Des milliers de personnes manifestent en Haïti à l’appel des artistes

PORT-AU-PRINCE, Haïti — Des milliers d’Haïtiens ont pris part dimanche à une manifestation à l’appel de la communauté artistique pour exiger la démission du président Jovenel Moïse, augmentant ainsi la pression exercée sur le chef d’État qui se retrouver de plus en plus en difficulté.

Les membres d’un groupe artistique qui participait à la marche portaient des couches sur la tête et tenaient des bols vides, tandis que d’autres manifestants scandaient des slogans contre le président, exprimant leur colère contre la corruption, l’inflation croissante et le manque de produits de première nécessité dans le pays le plus pauvre de l’hémisphère occidental.

«Ce n’est pas notre président» et «Nous voulons un Haïti différent», pouvait-on lire sur des pancartes lors de la manifestation à Port-au-Prince, où de la fumée se dégageait après que des manifestants eurent allumé des incendies de débris.

Contrairement aux manifestations récentes, la police n’est pas intervenue pour arrêter les manifestants et la marche s’est déroulée sans l’utilisation de gaz lacrymogène.

La manifestation intervient dans un contexte de flambée de violence dans la capitale haïtienne et dans les communautés environnantes.

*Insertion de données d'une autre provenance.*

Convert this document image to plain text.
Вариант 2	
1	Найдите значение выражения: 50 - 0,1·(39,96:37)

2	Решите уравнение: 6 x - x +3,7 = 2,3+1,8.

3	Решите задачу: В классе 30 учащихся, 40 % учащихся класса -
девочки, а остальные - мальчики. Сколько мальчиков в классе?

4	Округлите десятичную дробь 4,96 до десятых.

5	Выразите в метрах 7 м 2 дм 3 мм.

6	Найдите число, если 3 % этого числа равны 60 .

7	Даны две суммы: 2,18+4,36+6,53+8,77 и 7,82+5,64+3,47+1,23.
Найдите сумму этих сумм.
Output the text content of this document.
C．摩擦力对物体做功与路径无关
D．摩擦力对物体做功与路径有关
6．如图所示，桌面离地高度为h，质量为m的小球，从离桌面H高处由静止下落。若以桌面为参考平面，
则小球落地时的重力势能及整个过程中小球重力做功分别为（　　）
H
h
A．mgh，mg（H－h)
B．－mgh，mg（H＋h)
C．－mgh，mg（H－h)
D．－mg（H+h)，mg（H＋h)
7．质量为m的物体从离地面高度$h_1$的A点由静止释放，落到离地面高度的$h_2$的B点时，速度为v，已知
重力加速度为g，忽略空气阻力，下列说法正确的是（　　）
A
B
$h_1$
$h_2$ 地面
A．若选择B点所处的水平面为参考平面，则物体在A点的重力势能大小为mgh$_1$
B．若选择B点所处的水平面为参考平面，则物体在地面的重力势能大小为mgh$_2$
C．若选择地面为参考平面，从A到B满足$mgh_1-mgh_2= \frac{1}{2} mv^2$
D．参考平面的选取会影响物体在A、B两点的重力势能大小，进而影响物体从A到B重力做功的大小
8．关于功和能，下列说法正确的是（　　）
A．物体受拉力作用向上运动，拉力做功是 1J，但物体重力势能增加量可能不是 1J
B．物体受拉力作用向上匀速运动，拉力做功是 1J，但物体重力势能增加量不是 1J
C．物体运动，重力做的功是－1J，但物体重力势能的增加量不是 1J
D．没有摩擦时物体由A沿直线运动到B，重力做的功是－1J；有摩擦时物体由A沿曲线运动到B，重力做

Ces manifestations ont fait environ 20 morts et près de 200 blessés, paralysant le pays. Les entreprises demeurent fermées et environ 2 millions d’enfants n’ont pas pu aller à l’école, selon les Nations Unies.

Plus tôt ce mois-ci, le président Moïse avait annoncé la création d’une commission chargée de trouver une solution pour mettre fin à l’aggravation de la crise, mais les dirigeants de l’opposition ont rejeté son appel au dialogue et à l’unité et demandé sa démission.

Beaucoup appellent également à une enquête plus approfondie à la suite d’un rapport du Sénat haïtien accusant d’anciens hauts responsables de l’administration de l’ex-président Michel Martelly d’avoir détourné au moins 2 milliards $ de fonds liés à un programme pétrolier vénézuélien subventionné destiné à des programmes sociaux.

Le rapport mentionne également une société que M. Moïse avait détenue. M. Moïse, successeur de M. Martelly, a nié ces accusations.